60 ans plus tard, un jeune du village reprend l’affaire

La boucherie Martin, qui a ouvert ses portes le vendredi 8 juillet, succède à une institution de la ville : la boucherie Helbert, qui existe depuis près de 60 ans.

Il n’y a pas eu de passation de pouvoir chez Hermès ce lundi 4 juillet, comme cela avait été possible à Paris avec le remaniement gouvernemental.
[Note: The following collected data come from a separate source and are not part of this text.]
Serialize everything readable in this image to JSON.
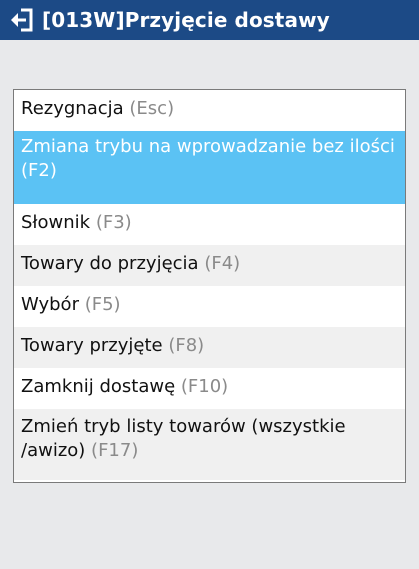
{
  "header": {
    "title": "[013W]Przyjęcie dostawy",
    "back_icon": "return-arrow-icon"
  },
  "colors": {
    "header_bg": "#1c4a86",
    "selected_bg": "#5bc2f4",
    "alt_row_bg": "#f0f0f0",
    "shortcut_text": "#8a8a8a"
  },
  "menu": {
    "items": [
      {
        "label": "Rezygnacja",
        "shortcut": "(Esc)"
      },
      {
        "label": "Zmiana trybu na wprowadzanie bez ilości",
        "shortcut": "(F2)",
        "selected": true
      },
      {
        "label": "Słownik",
        "shortcut": "(F3)"
      },
      {
        "label": "Towary do przyjęcia",
        "shortcut": "(F4)"
      },
      {
        "label": "Wybór",
        "shortcut": "(F5)"
      },
      {
        "label": "Towary przyjęte",
        "shortcut": "(F8)"
      },
      {
        "label": "Zamknij dostawę",
        "shortcut": "(F10)"
      },
      {
        "label": "Zmień tryb listy towarów (wszystkie /awizo)",
        "shortcut": "(F17)"
      }
    ]
  }
}
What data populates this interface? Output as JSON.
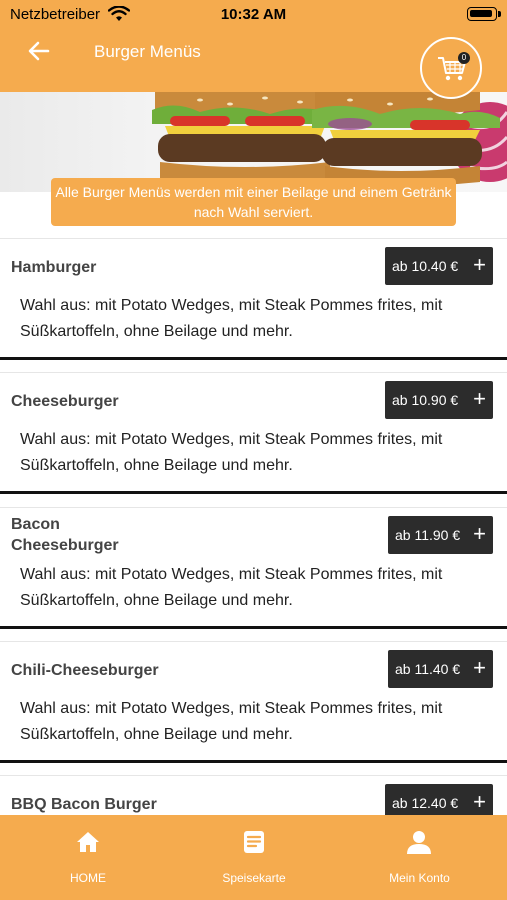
{
  "status_bar": {
    "carrier": "Netzbetreiber",
    "time": "10:32 AM"
  },
  "header": {
    "title": "Burger Menüs",
    "cart_count": "0"
  },
  "hero": {
    "note": "Alle Burger Menüs werden mit einer Beilage und einem Getränk nach Wahl serviert."
  },
  "menu_items": [
    {
      "name": "Hamburger",
      "price": "ab 10.40 €",
      "description": "Wahl aus: mit Potato Wedges, mit Steak Pommes frites, mit Süßkartoffeln, ohne Beilage und mehr."
    },
    {
      "name": "Cheeseburger",
      "price": "ab 10.90 €",
      "description": "Wahl aus: mit Potato Wedges, mit Steak Pommes frites, mit Süßkartoffeln, ohne Beilage und mehr."
    },
    {
      "name_line1": "Bacon",
      "name_line2": "Cheeseburger",
      "price": "ab 11.90 €",
      "description": "Wahl aus: mit Potato Wedges, mit Steak Pommes frites, mit Süßkartoffeln, ohne Beilage und mehr."
    },
    {
      "name": "Chili-Cheeseburger",
      "price": "ab 11.40 €",
      "description": "Wahl aus: mit Potato Wedges, mit Steak Pommes frites, mit Süßkartoffeln, ohne Beilage und mehr."
    },
    {
      "name": "BBQ Bacon Burger",
      "price": "ab 12.40 €"
    }
  ],
  "tabs": [
    {
      "label": "HOME",
      "icon": "home-icon"
    },
    {
      "label": "Speisekarte",
      "icon": "menu-list-icon"
    },
    {
      "label": "Mein Konto",
      "icon": "person-icon"
    }
  ],
  "colors": {
    "accent": "#f5ab4e",
    "price_button": "#2c2c2c"
  }
}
Les habitants de la commune assistent plutôt à une passation de pouvoir entre les frères Helbert de la boucherie Helbert et Corentin Martin, l’acquéreur et surtout un enfant d’Hermès. “J’ai toujours voulu faire ça”raconte le jeune homme de 23 ans, qui a débuté un CAP Boucher en 2014 dans la ville où il a grandi.
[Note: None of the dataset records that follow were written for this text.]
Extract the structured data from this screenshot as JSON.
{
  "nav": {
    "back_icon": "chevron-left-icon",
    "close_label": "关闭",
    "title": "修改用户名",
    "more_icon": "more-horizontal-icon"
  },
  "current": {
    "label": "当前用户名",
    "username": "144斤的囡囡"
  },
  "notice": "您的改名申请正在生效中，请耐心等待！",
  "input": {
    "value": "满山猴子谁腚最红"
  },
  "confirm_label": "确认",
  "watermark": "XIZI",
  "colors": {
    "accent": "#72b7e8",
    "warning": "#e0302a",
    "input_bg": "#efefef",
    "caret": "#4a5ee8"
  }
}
Meilleur apprenti de l’Oise

“En 2016 j’ai été meilleur apprenti dans l’Oise, puis en Picardie avant de terminer 11e au niveau national”explique Corentin Martin.
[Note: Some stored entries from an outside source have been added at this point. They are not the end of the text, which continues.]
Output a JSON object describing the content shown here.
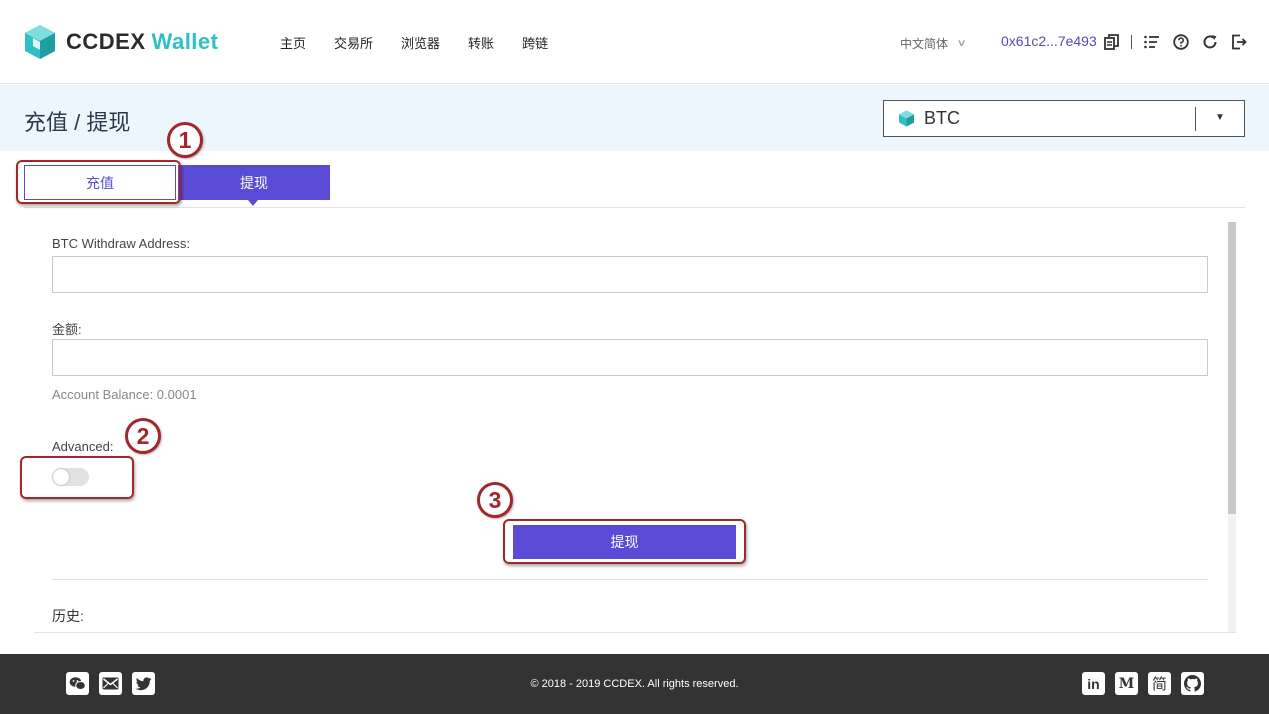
{
  "header": {
    "logo_primary": "CCDEX",
    "logo_secondary": "Wallet",
    "nav": [
      "主页",
      "交易所",
      "浏览器",
      "转账",
      "跨链"
    ],
    "language": "中文简体",
    "address": "0x61c2...7e493"
  },
  "titlebar": {
    "title": "充值 / 提现",
    "coin": "BTC"
  },
  "tabs": {
    "deposit": "充值",
    "withdraw": "提现"
  },
  "form": {
    "address_label": "BTC Withdraw Address:",
    "address_value": "",
    "amount_label": "金额:",
    "amount_value": "",
    "balance": "Account Balance: 0.0001",
    "advanced_label": "Advanced:",
    "advanced_on": false,
    "submit": "提现",
    "history_label": "历史:"
  },
  "annotations": [
    "1",
    "2",
    "3"
  ],
  "footer": {
    "copyright": "© 2018 - 2019 CCDEX. All rights reserved.",
    "social_right": [
      "in",
      "M",
      "简"
    ]
  },
  "colors": {
    "accent": "#5a4bd6",
    "logo_teal": "#2fc0c4",
    "annotation": "#a3262a",
    "footer_bg": "#333333",
    "title_band": "#eef6fd"
  }
}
Il effectue ensuite un apprentissage de charcutier à Noailles avant de monter son affaire dans les halles de Houilles et Eaubonne en 2020 et de reprendre une institution avec Hermès : en effet, la boucherie Helbert a bientôt 60 ans. .

« C’est une succession de mes parents, glisse Gérard Helbert. Mon père est arrivé en 1964 et est resté jusqu’en 1987 avant que je ne prenne la relève avec mon frère. »

Beaucoup de souvenirs en tête

C’est alors plein de souvenirs qui me viennent à l’esprit avant l’accouchement. « Quand nous étions petits, nous sommes tombés dans le monde du boucher. On ne voulait pas jouer au ballon le mercredi, mais on avait un tablier à la boucherie et on aimait le faire comme les grands”, se souvient Gérard Helbert.

Aujourd’hui, les frères Helbert passent le relais. « Nous sommes déçus qu’il ne reste pas dans la famille, mais nous sommes heureux qu’un jeune du village reprenne la boucherie. Une entreprise qui s’éteint dans une communauté n’est jamais bonne. »

Une équipe de cinq

La boucherie Martin, qui ouvre vendredi 8 juillet, est composée d’une équipe de cinq personnes et notamment de Gérard Helbert, à qui il reste trois ans avant sa retraite : « Ça me permet de préparer et pas d’avoir une coupe directe. Il y a un énorme manque de contact avec les clients quand on est dans le métier depuis 35 ans. »

C’est ce que Corentin Martin tente de créer avec des produits du terroir de l’Oise et de l’artisanat “Satisfaire les clients”. Lundi déjà, une odeur de saucisse s’était emparée de la boucherie. Petite fierté pour le maire de la ville, Grégory Palandre : « La boucherie est sauvée ! » Cependant, il faut noter que chez Hermès il y a aussi la Boucherie Vilmont. “Ce qui n’est pas anodin” puisqu’il y a deux bouchers en ville.